Private clouds for research and education using open source tools
From Fosscomm Thessaloniki 2010
In Ubuntu 9.04, Canonical introduced the possibility of running private clouds, offering immediacy and elasticity in one's own IT infrastructure. Using Ubuntu Enterprise Cloud (UEC) organizations can experience the benefits of cloud computing within their own servers running virtual machines: to deploy workloads and have them running immediately; to grow or shrink computing capacity to meet the needs of a demanding application, etc. With UEC offering the same APIs as the dominant public cloud offering, Amazon EC2, applications can be built to run on either platform thus offering a (theoretically) infinite expansion potential. In this presentation/workshop we will explore the impact and prospects of this promising technology in research and education, and we will present examples already deployed in the Department of Financial and Management Engineering of the University of the Aegean.
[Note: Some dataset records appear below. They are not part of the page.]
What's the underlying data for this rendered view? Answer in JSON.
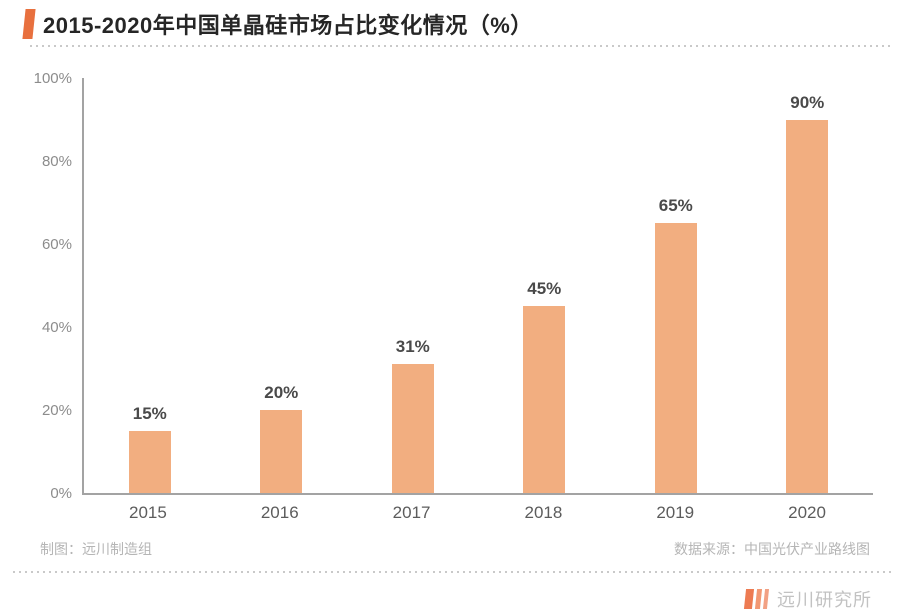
{
  "page": {
    "title": "2015-2020年中国单晶硅市场占比变化情况（%）",
    "credit_left": "制图：远川制造组",
    "credit_right": "数据来源：中国光伏产业路线图",
    "footer_brand": "远川研究所"
  },
  "colors": {
    "accent": "#e8703e",
    "bar": "#f2ae80",
    "axis": "#a3a3a3",
    "logo_bars": [
      "#ed7b52",
      "#f29873",
      "#f2a184"
    ]
  },
  "chart_data": {
    "type": "bar",
    "title": "2015-2020年中国单晶硅市场占比变化情况（%）",
    "categories": [
      "2015",
      "2016",
      "2017",
      "2018",
      "2019",
      "2020"
    ],
    "values": [
      15,
      20,
      31,
      45,
      65,
      90
    ],
    "value_labels": [
      "15%",
      "20%",
      "31%",
      "45%",
      "65%",
      "90%"
    ],
    "xlabel": "",
    "ylabel": "",
    "ylim": [
      0,
      100
    ],
    "y_ticks": [
      {
        "label": "0%",
        "value": 0
      },
      {
        "label": "20%",
        "value": 20
      },
      {
        "label": "40%",
        "value": 40
      },
      {
        "label": "60%",
        "value": 60
      },
      {
        "label": "80%",
        "value": 80
      },
      {
        "label": "100%",
        "value": 100
      }
    ],
    "grid": false,
    "legend": false,
    "bar_color": "#f2ae80"
  }
}
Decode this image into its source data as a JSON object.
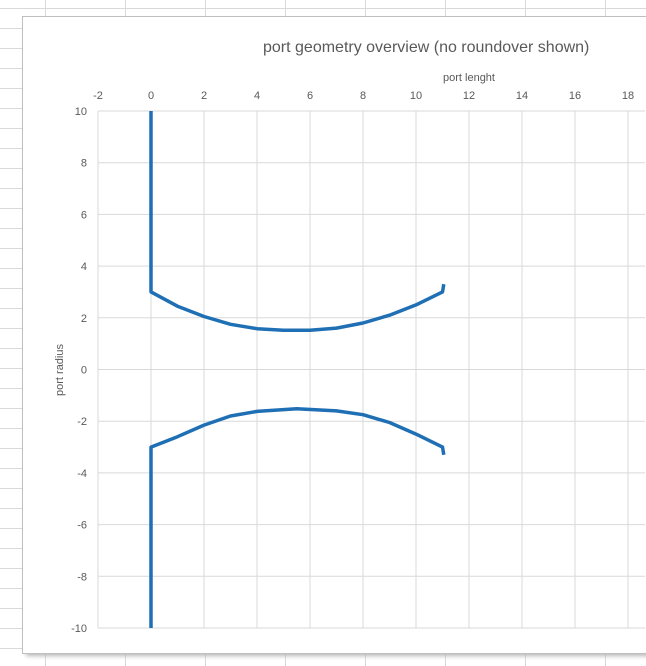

We will also present our modifications of StarCluster (a utility originally created in MIT for managing general purpose computing clusters hosted on Amazon's EC2) in order to make it compatible with UEC. StarCluster minimizes the administrative overhead associated with obtaining, configuring, and managing a traditional computing cluster used in research labs or for general distributed computing applications. Our modification of StarCluster completely automates the process of creating a high performance computing cluster on UEC. This involves requesting virtual machines from the UEC server, configuring the cluster with Sun Grid Engine, OpenMPI, passwordless SSH, NFS shared /home and /opt directories, and ~140GB of /scratch space.